A fair split. Remo thought about it for a second, O'Brien's hand went toward his gun again, and Remo suddenly hated this man who had brought confusion into a life that was simplifying into the daily humdrum of the professional assassin. So he reached high into the air and brought the side of his fist down against the top of O'Brien's skull and heard the bones cracking like ice cubes splintering in a warm mix and O'Brien slumped forward in his chair, dead.

Remo let the body fall heavily onto the floor.

Remo Williams? How could it be? He was PJ Kenny. Nemeroff had known him. Maggie had known him. How could he be Williams?

But there was the chink. Had the chink recognized him when he stepped into that door at the hotel? Had the chink known he was Remo Williams? Then why hadn't he said something? Why had he just stood there, waiting to be killed by PJ Kenny?

He tried to consider the moves and every move came back to Chiun, to that old Oriental calmly awaiting death in his cell, humiliatingly bound, wrist and ankle to the floor, and Remo knew his answer was there and he would have to confront the old man.

At that moment, the telephone rang. It sat on a small walnut table in the center of the room and Remo stepped over and picked it up. "Hello."

"This is Nemeroff. Was O'Brien any help to you?"

"Yes," Remo said. "A great help."

"Good. May I talk with him, please?"

"Afraid not, baron," Remo said, looking at the body. "He's lying down." He saw the brains and blood oozing from O'Brien's skull. "He said he had a splitting headache."

There was a pause. "Oh, all right," Nemeroff said. "I am just beginning my meeting now. My men will have to forego their pleasure with the Englishwoman. Would you please dispose of her and the Oriental and then join us up here in the fifth floor conference room?"

"Yes, sir. As fast as my little legs can carry me," Remo said.

"Thank you. We will all be waiting."

Remo hung up the telephone, looked at it momentarily, then stepped out into the hall. He would have to confront the old Oriental, and clear up this mystery once and for all.

CHAPTER SEVENTEEN

The dungeon corridor was empty, even though Nemeroff had told ferret-face to watch the prisoners. The mold felt damp and slippery under Remo's feet as he slid down the dungeon corridor to Chiun's cell.

The door was locked, bolted heavily with an iron lock that weighed four pounds. Remo took the lock in his hands, and looked around to call the guard for the key, but then changed his mind for some reason, and twisted the lock in his hands until the metal fractured and it came loose from the door.

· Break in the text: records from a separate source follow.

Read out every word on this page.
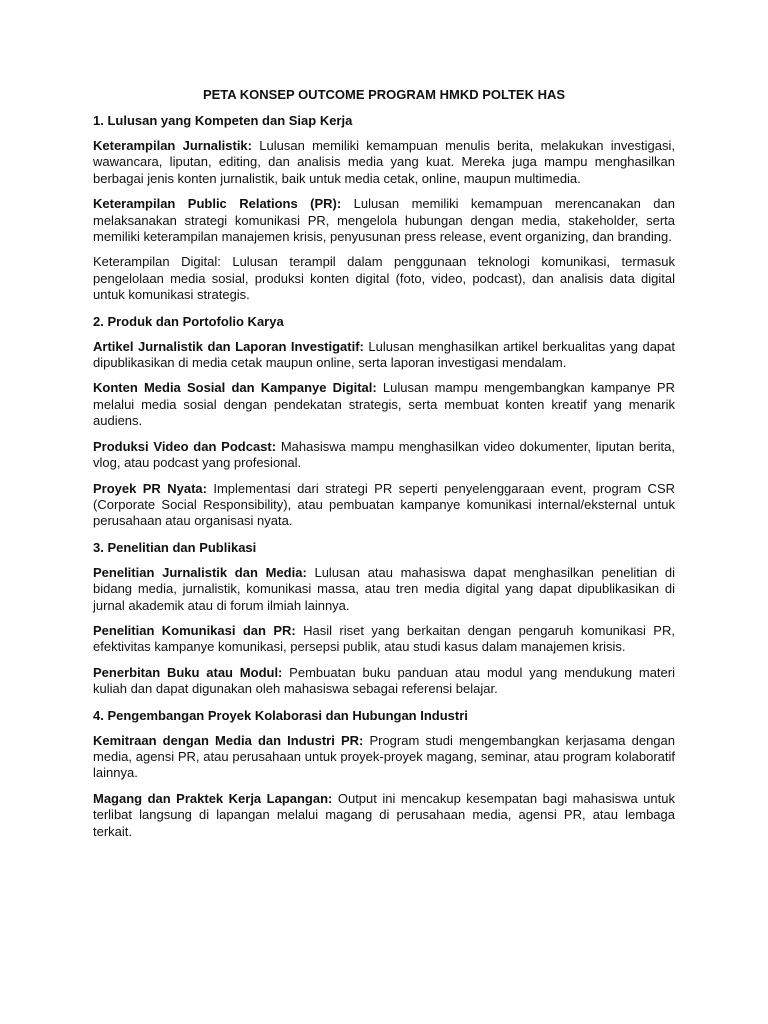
PETA KONSEP OUTCOME PROGRAM HMKD POLTEK HAS
1. Lulusan yang Kompeten dan Siap Kerja

Keterampilan Jurnalistik: Lulusan memiliki kemampuan menulis berita, melakukan investigasi, wawancara, liputan, editing, dan analisis media yang kuat. Mereka juga mampu menghasilkan berbagai jenis konten jurnalistik, baik untuk media cetak, online, maupun multimedia.

Keterampilan Public Relations (PR): Lulusan memiliki kemampuan merencanakan dan melaksanakan strategi komunikasi PR, mengelola hubungan dengan media, stakeholder, serta memiliki keterampilan manajemen krisis, penyusunan press release, event organizing, dan branding.

Keterampilan Digital: Lulusan terampil dalam penggunaan teknologi komunikasi, termasuk pengelolaan media sosial, produksi konten digital (foto, video, podcast), dan analisis data digital untuk komunikasi strategis.

2. Produk dan Portofolio Karya

Artikel Jurnalistik dan Laporan Investigatif: Lulusan menghasilkan artikel berkualitas yang dapat dipublikasikan di media cetak maupun online, serta laporan investigasi mendalam.

Konten Media Sosial dan Kampanye Digital: Lulusan mampu mengembangkan kampanye PR melalui media sosial dengan pendekatan strategis, serta membuat konten kreatif yang menarik audiens.

Produksi Video dan Podcast: Mahasiswa mampu menghasilkan video dokumenter, liputan berita, vlog, atau podcast yang profesional.

Proyek PR Nyata: Implementasi dari strategi PR seperti penyelenggaraan event, program CSR (Corporate Social Responsibility), atau pembuatan kampanye komunikasi internal/eksternal untuk perusahaan atau organisasi nyata.

3. Penelitian dan Publikasi

Penelitian Jurnalistik dan Media: Lulusan atau mahasiswa dapat menghasilkan penelitian di bidang media, jurnalistik, komunikasi massa, atau tren media digital yang dapat dipublikasikan di jurnal akademik atau di forum ilmiah lainnya.

Penelitian Komunikasi dan PR: Hasil riset yang berkaitan dengan pengaruh komunikasi PR, efektivitas kampanye komunikasi, persepsi publik, atau studi kasus dalam manajemen krisis.

Penerbitan Buku atau Modul: Pembuatan buku panduan atau modul yang mendukung materi kuliah dan dapat digunakan oleh mahasiswa sebagai referensi belajar.

4. Pengembangan Proyek Kolaborasi dan Hubungan Industri

Kemitraan dengan Media dan Industri PR: Program studi mengembangkan kerjasama dengan media, agensi PR, atau perusahaan untuk proyek-proyek magang, seminar, atau program kolaboratif lainnya.

Magang dan Praktek Kerja Lapangan: Output ini mencakup kesempatan bagi mahasiswa untuk terlibat langsung di lapangan melalui magang di perusahaan media, agensi PR, atau lembaga terkait.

He quietly laid the two pieces on the floor, listening. There was no sound in the dungeon except the soft sobbing of Maggie in her cell, behind the closed door, across the narrow passageway. She would be next, but first, the Oriental.

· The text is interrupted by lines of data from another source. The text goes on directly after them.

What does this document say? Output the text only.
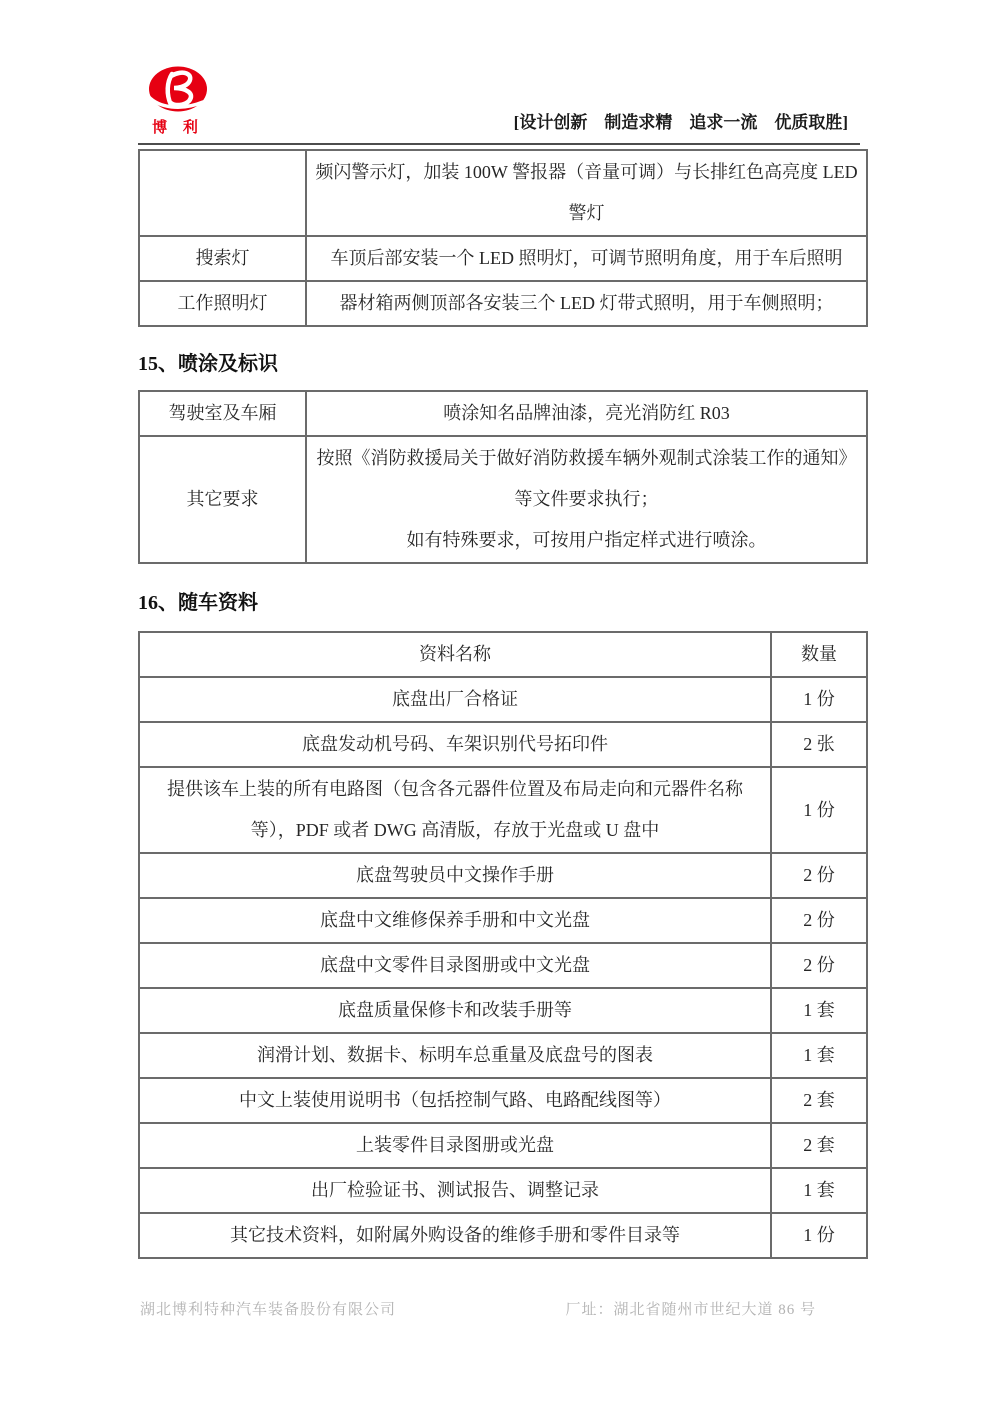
博 利	[设计创新　制造求精　追求一流　优质取胜]
	频闪警示灯，加装 100W 警报器（音量可调）与长排红色高亮度 LED 警灯
搜索灯	车顶后部安装一个 LED 照明灯，可调节照明角度，用于车后照明
工作照明灯	器材箱两侧顶部各安装三个 LED 灯带式照明，用于车侧照明；
15、喷涂及标识
驾驶室及车厢	喷涂知名品牌油漆，亮光消防红 R03
其它要求	按照《消防救援局关于做好消防救援车辆外观制式涂装工作的通知》等文件要求执行；
如有特殊要求，可按用户指定样式进行喷涂。
16、随车资料
资料名称	数量
底盘出厂合格证	1 份
底盘发动机号码、车架识别代号拓印件	2 张
提供该车上装的所有电路图（包含各元器件位置及布局走向和元器件名称等），PDF 或者 DWG 高清版，存放于光盘或 U 盘中	1 份
底盘驾驶员中文操作手册	2 份
底盘中文维修保养手册和中文光盘	2 份
底盘中文零件目录图册或中文光盘	2 份
底盘质量保修卡和改装手册等	1 套
润滑计划、数据卡、标明车总重量及底盘号的图表	1 套
中文上装使用说明书（包括控制气路、电路配线图等）	2 套
上装零件目录图册或光盘	2 套
出厂检验证书、测试报告、调整记录	1 套
其它技术资料，如附属外购设备的维修手册和零件目录等	1 份
湖北博利特种汽车装备股份有限公司	厂址：湖北省随州市世纪大道 86 号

Remo pulled the door open slowly, and remembered how he had last seen the old man, helpless, wrists and ankles chained to the floor.

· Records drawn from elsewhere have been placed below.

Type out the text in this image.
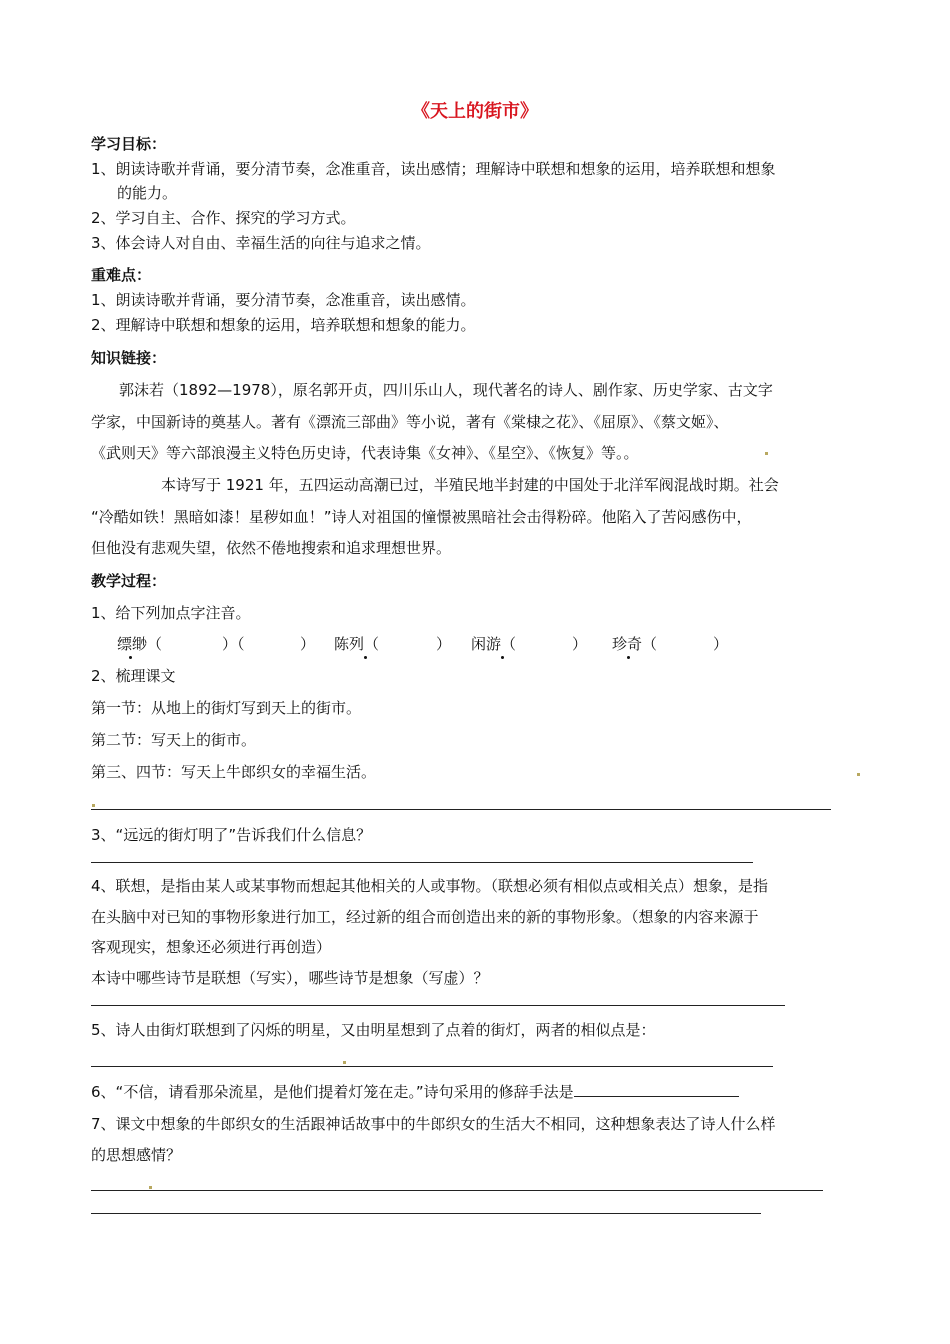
《天上的街市》
学习目标：
1、朗读诗歌并背诵，要分清节奏，念准重音，读出感情；理解诗中联想和想象的运用，培养联想和想象
的能力。
2、学习自主、合作、探究的学习方式。
3、体会诗人对自由、幸福生活的向往与追求之情。
重难点：
1、朗读诗歌并背诵，要分清节奏，念准重音，读出感情。
2、理解诗中联想和想象的运用，培养联想和想象的能力。
知识链接：
郭沫若（1892—1978），原名郭开贞，四川乐山人，现代著名的诗人、剧作家、历史学家、古文字
学家，中国新诗的奠基人。著有《漂流三部曲》等小说，著有《棠棣之花》、《屈原》、《蔡文姬》、
《武则天》等六部浪漫主义特色历史诗，代表诗集《女神》、《星空》、《恢复》等。。
本诗写于 1921 年，五四运动高潮已过，半殖民地半封建的中国处于北洋军阀混战时期。社会
“冷酷如铁！黑暗如漆！星秽如血！”诗人对祖国的憧憬被黑暗社会击得粉碎。他陷入了苦闷感伤中，
但他没有悲观失望，依然不倦地搜索和追求理想世界。
教学过程：
1、给下列加点字注音。
缥缈（	）（	） 陈列（	） 闲游（	） 珍奇（	）
2、梳理课文
第一节：从地上的街灯写到天上的街市。
第二节：写天上的街市。
第三、四节：写天上牛郎织女的幸福生活。
3、“远远的街灯明了”告诉我们什么信息？
4、联想，是指由某人或某事物而想起其他相关的人或事物。（联想必须有相似点或相关点）想象，是指
在头脑中对已知的事物形象进行加工，经过新的组合而创造出来的新的事物形象。（想象的内容来源于
客观现实，想象还必须进行再创造）
本诗中哪些诗节是联想（写实），哪些诗节是想象（写虚）？
5、诗人由街灯联想到了闪烁的明星，又由明星想到了点着的街灯，两者的相似点是：
6、“不信，请看那朵流星，是他们提着灯笼在走。”诗句采用的修辞手法是
7、课文中想象的牛郎织女的生活跟神话故事中的牛郎织女的生活大不相同，这种想象表达了诗人什么样
的思想感情？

The door opened softly. The old man sat on the bunk in the cell, a full six feet away from the metal ring, and Remo looked toward the ring.

It was inch-thick steel and it had been-sheared in half. Laying next to it were the chains. Broken. So were the ankle and wrist manacles, mashed and broken as if they had been pounded by a hammer wielded with enormous power.

But of course that was impossible, since the old man's hands and feet would have been in the chains when such a hammer was wielded and he would have suffered injury.

The old man stood as Remo walked into the cell, then bowed from the waist and smiled.

For the moment, Remo would not ask how he had escaped. There were other, more important, things for the man who thought he was PJ Kenny.

"Old man," he said, "I need your help."

"You have but to ask."

"I think I know who I am, but I'm not sure. Help me."

Chiun looked at the small bandage still covering Remo's temple. "You received a blow on the head, did you not?"

"Yes."

"And it was after that that your memory disappeared?"

"Yes."

"Then perhaps a similar blow," Chiun said, and before Remo could move or react, a small rock-hard fist lashed out, and a thumb knuckle hit against his temple, missing the exact mid-point of the bone by a precise 32nd of an inch, and Remo lived by exactly that distance. He saw stars. He shook his head to clear it. And then in a rush of memories, his life flooded back into him: his identity, his mission, who he was and why he was here.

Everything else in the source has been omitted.